The recipe for Coca-Cola is a good example of a USP. If you want the taste of Coke, you have to buy Coke. That’s a unique benefit, and one that’s easy to communicate (‘Coke is it’, ‘The real thing’, etc) and compelling for customers. However, there are many ‘generic’ colas that people also like and buy.

Similarly, UK entrepreneur Clive Sinclair understood in the late 1970s that home computers would not become truly popular until they were available at the right price point. By designing a machine (the ZX80) that could retail for under £100, he gave his product an unbeatable USP.

Very few firms have a ‘killer’ USP that can drive their whole marketing effort. But that doesn’t stop them using the USPs they do have, however ill-advisedly. I once worked for a firm that was over 200 years old. This point was much trumpeted in marketing and PR, since it positioned the company as an important part of local history – which, of course, it was. But although being long established is easy to communicate, it offers very little benefit to customers and therefore no reason to switch.

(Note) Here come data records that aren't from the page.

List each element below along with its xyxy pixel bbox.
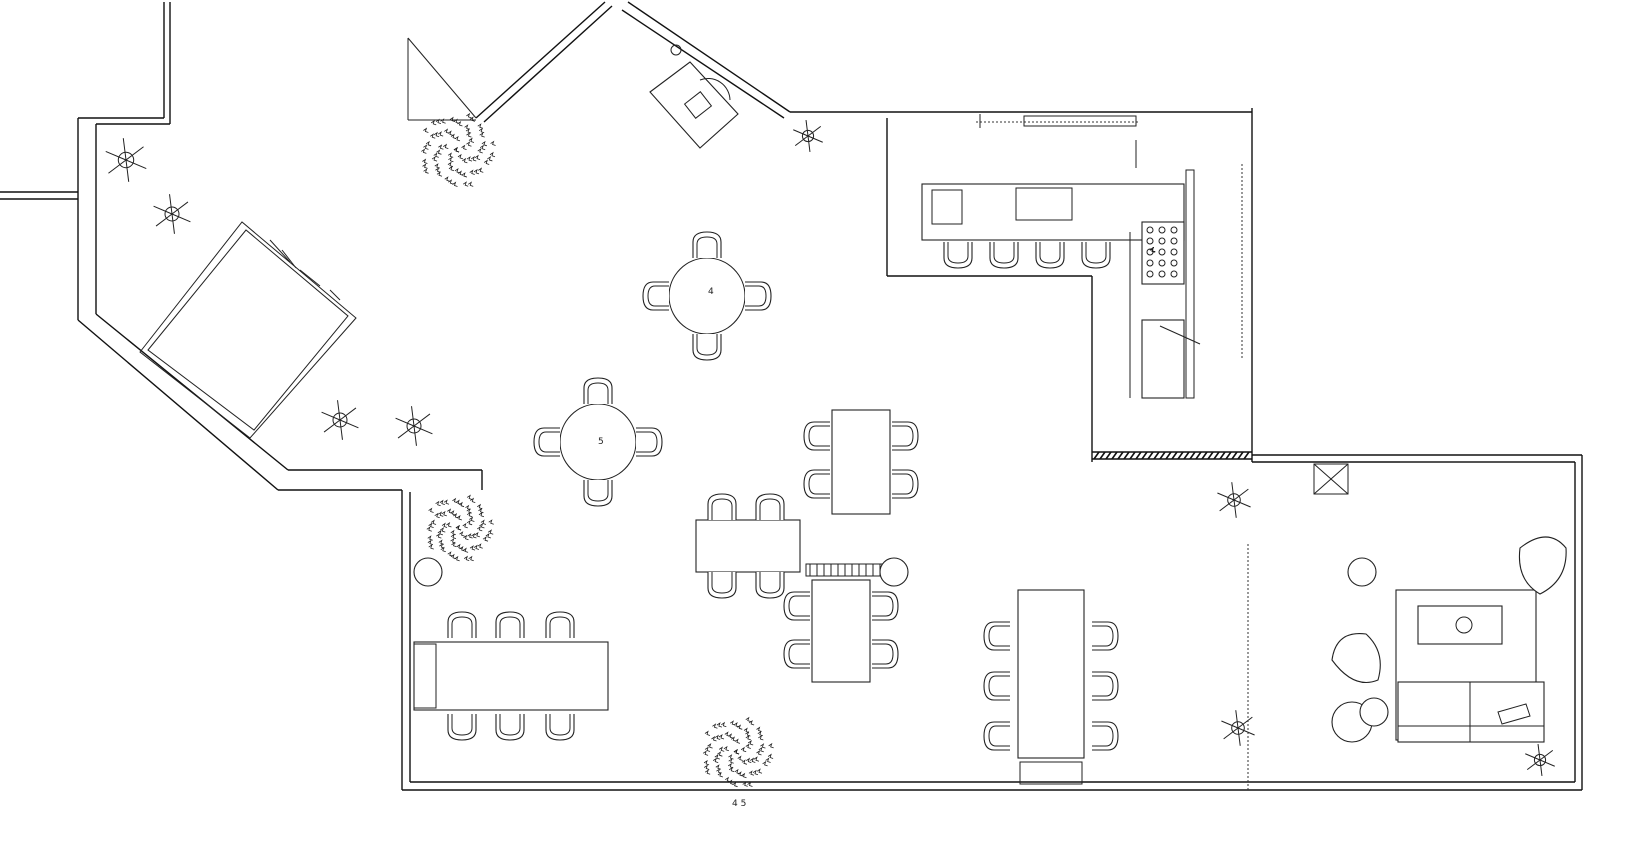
chair bbox=[892, 469, 919, 499]
armchair bbox=[699, 77, 731, 101]
table-mark-2: 5 bbox=[598, 437, 604, 447]
plant-symbol bbox=[793, 120, 823, 152]
chair bbox=[872, 639, 899, 669]
chair bbox=[755, 493, 785, 520]
dining-table bbox=[811, 579, 871, 683]
plant-symbol bbox=[1217, 482, 1251, 518]
dining-table-center bbox=[1017, 589, 1085, 759]
coffee-table bbox=[1417, 605, 1503, 645]
chair bbox=[495, 611, 525, 638]
long-table-left bbox=[413, 611, 609, 741]
plant-symbol bbox=[1525, 744, 1555, 776]
chair bbox=[1092, 721, 1119, 751]
plant bbox=[702, 716, 774, 788]
chair bbox=[533, 427, 560, 457]
chair bbox=[983, 721, 1010, 751]
plant-symbol bbox=[1221, 710, 1255, 746]
lounge-corner bbox=[649, 44, 739, 149]
living-room bbox=[1247, 461, 1567, 790]
glass-partition bbox=[139, 221, 357, 439]
plant-symbols bbox=[105, 120, 1555, 776]
chair bbox=[707, 572, 737, 599]
chair bbox=[872, 591, 899, 621]
chair bbox=[636, 427, 663, 457]
chair bbox=[783, 591, 810, 621]
desk bbox=[649, 61, 739, 149]
plant bbox=[1149, 246, 1156, 253]
chair bbox=[545, 714, 575, 741]
armchair-left bbox=[1331, 632, 1381, 684]
tall-cabinet bbox=[1141, 319, 1185, 399]
chair bbox=[1081, 242, 1111, 269]
plant-symbol bbox=[105, 138, 147, 182]
rectangular-tables bbox=[695, 409, 919, 683]
hatched-threshold bbox=[1092, 451, 1252, 460]
chair bbox=[943, 242, 973, 269]
sink bbox=[931, 189, 963, 225]
dining-table bbox=[695, 519, 801, 573]
chair bbox=[495, 714, 525, 741]
chair bbox=[583, 480, 613, 507]
dining-table-long bbox=[413, 641, 609, 711]
chair bbox=[642, 281, 669, 311]
chair bbox=[1092, 671, 1119, 701]
chair bbox=[783, 639, 810, 669]
chair bbox=[989, 242, 1019, 269]
chair bbox=[1035, 242, 1065, 269]
long-table-center bbox=[983, 589, 1119, 785]
stair-strip bbox=[413, 557, 909, 587]
chair bbox=[892, 421, 919, 451]
round-dining-tables bbox=[533, 231, 772, 507]
plant bbox=[421, 112, 496, 187]
chair bbox=[755, 572, 785, 599]
chair bbox=[745, 281, 772, 311]
chair bbox=[545, 611, 575, 638]
fireplace bbox=[1313, 463, 1349, 495]
exterior-walls bbox=[0, 1, 1583, 791]
plant-symbol bbox=[321, 400, 359, 440]
chair bbox=[583, 377, 613, 404]
ottoman-small bbox=[1359, 697, 1389, 727]
chair bbox=[447, 714, 477, 741]
kitchen-counter bbox=[921, 183, 1185, 241]
armchair-right bbox=[1518, 536, 1567, 595]
plant bbox=[426, 494, 494, 562]
side-table bbox=[1347, 557, 1377, 587]
round-table bbox=[668, 257, 746, 335]
plants bbox=[421, 112, 1156, 788]
table-mark-1: 4 bbox=[708, 287, 714, 297]
chair bbox=[692, 231, 722, 258]
wine-rack bbox=[1141, 221, 1185, 285]
chair bbox=[707, 493, 737, 520]
dining-table bbox=[831, 409, 891, 515]
sofa bbox=[1397, 681, 1545, 743]
chair bbox=[983, 671, 1010, 701]
plant-symbol bbox=[395, 406, 433, 446]
plant-symbol bbox=[153, 194, 191, 234]
chair bbox=[983, 621, 1010, 651]
chair bbox=[447, 611, 477, 638]
chair bbox=[1092, 621, 1119, 651]
chair bbox=[803, 421, 830, 451]
kitchen bbox=[921, 114, 1243, 399]
plan-mark: 4 5 bbox=[732, 799, 746, 809]
chair bbox=[803, 469, 830, 499]
chair bbox=[692, 334, 722, 361]
cooktop bbox=[1015, 187, 1073, 221]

Other companies bend over backwards to achieve a USP just for the sake of it, setting up tiny ponds in which they can be the biggest fish. Don’t fall into this trap. If you have to scratch around for your USP, it’s unlikely to be effective. For example, I could position myself (I think) as ‘the only copywriter in Norwich with both publishing and agency experience’, but my clients couldn’t care less about that. ‘Experience, professional, reliable’ is clearer, more compelling and offers more benefit, even though it’s pretty generic and far from unique.

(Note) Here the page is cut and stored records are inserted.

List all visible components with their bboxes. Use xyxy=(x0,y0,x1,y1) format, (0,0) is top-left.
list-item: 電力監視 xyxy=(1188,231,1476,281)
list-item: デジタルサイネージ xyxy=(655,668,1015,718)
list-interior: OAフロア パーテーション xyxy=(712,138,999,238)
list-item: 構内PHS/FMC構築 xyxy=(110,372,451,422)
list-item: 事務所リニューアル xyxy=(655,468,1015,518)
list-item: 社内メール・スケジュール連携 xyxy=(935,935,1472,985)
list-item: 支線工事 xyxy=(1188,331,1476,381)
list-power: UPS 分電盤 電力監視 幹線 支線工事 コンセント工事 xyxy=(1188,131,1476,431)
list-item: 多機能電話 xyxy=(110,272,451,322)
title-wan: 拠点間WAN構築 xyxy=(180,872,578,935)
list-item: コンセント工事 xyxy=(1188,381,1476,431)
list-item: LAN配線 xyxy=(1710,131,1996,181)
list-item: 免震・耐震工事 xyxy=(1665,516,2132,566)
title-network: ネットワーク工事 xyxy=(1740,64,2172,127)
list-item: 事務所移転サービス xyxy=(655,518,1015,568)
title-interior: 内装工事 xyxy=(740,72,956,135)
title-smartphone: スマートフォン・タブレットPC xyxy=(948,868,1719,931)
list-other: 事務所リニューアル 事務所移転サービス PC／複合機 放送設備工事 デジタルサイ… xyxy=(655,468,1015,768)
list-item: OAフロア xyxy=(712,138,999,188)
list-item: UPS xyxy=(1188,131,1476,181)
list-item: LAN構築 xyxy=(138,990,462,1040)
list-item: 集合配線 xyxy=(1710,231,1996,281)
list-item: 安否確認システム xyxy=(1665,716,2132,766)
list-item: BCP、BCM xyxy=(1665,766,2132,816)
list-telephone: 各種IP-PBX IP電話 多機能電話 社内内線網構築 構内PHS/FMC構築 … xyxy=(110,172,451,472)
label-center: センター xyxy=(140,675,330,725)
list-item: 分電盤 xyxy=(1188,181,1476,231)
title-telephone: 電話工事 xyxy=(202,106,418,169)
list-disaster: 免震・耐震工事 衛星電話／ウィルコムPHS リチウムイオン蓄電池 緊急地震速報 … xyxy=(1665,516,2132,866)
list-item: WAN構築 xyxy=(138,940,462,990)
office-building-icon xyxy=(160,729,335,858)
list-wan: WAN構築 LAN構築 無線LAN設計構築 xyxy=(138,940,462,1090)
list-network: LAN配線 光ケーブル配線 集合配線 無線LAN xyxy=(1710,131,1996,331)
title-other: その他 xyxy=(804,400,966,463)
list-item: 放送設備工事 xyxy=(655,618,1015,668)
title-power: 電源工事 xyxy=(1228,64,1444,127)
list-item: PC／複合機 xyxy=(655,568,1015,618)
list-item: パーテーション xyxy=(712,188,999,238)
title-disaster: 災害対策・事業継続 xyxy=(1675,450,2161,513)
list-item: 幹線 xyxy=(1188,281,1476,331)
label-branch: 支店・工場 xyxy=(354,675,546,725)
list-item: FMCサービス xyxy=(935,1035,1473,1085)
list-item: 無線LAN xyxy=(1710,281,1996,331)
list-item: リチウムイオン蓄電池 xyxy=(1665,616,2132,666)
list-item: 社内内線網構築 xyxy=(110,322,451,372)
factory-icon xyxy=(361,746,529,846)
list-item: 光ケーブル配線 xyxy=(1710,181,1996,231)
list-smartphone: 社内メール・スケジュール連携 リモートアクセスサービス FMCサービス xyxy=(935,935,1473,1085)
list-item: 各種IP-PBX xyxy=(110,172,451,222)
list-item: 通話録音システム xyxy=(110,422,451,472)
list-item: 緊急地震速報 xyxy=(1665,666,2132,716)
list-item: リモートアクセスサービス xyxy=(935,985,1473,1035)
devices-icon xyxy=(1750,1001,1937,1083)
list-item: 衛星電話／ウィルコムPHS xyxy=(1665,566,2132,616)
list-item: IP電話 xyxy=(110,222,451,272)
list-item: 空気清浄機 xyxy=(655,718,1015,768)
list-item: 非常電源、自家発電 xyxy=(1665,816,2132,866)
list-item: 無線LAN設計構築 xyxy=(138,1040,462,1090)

So what should you do if you haven’t got a strong USP? It comes back to the three points above:

  • Communicate benefits. Work out (or ask!) what customers really value about what you do, and build your marketing around that. Don’t worry if it’s not unique – very few companies have a genuinely unique offer.
  • Make it clear. Just clearly and simply convey the value you offer. So much marketing falls at the first fence by trying too hard to be unique – or different, clever, quirky, whatever – and neglecting the audience in the process. Why not stand out with some straight-talking copy, strong branding and elegant design?
  • Compel the audience. Give people a reason to switch to you with a special offer, fixed-price package, free consultation or some other variation on the standard offering in your market. 

Not being unique isn’t necessarily a barrier to success, but failing to connect with your audience certainly is.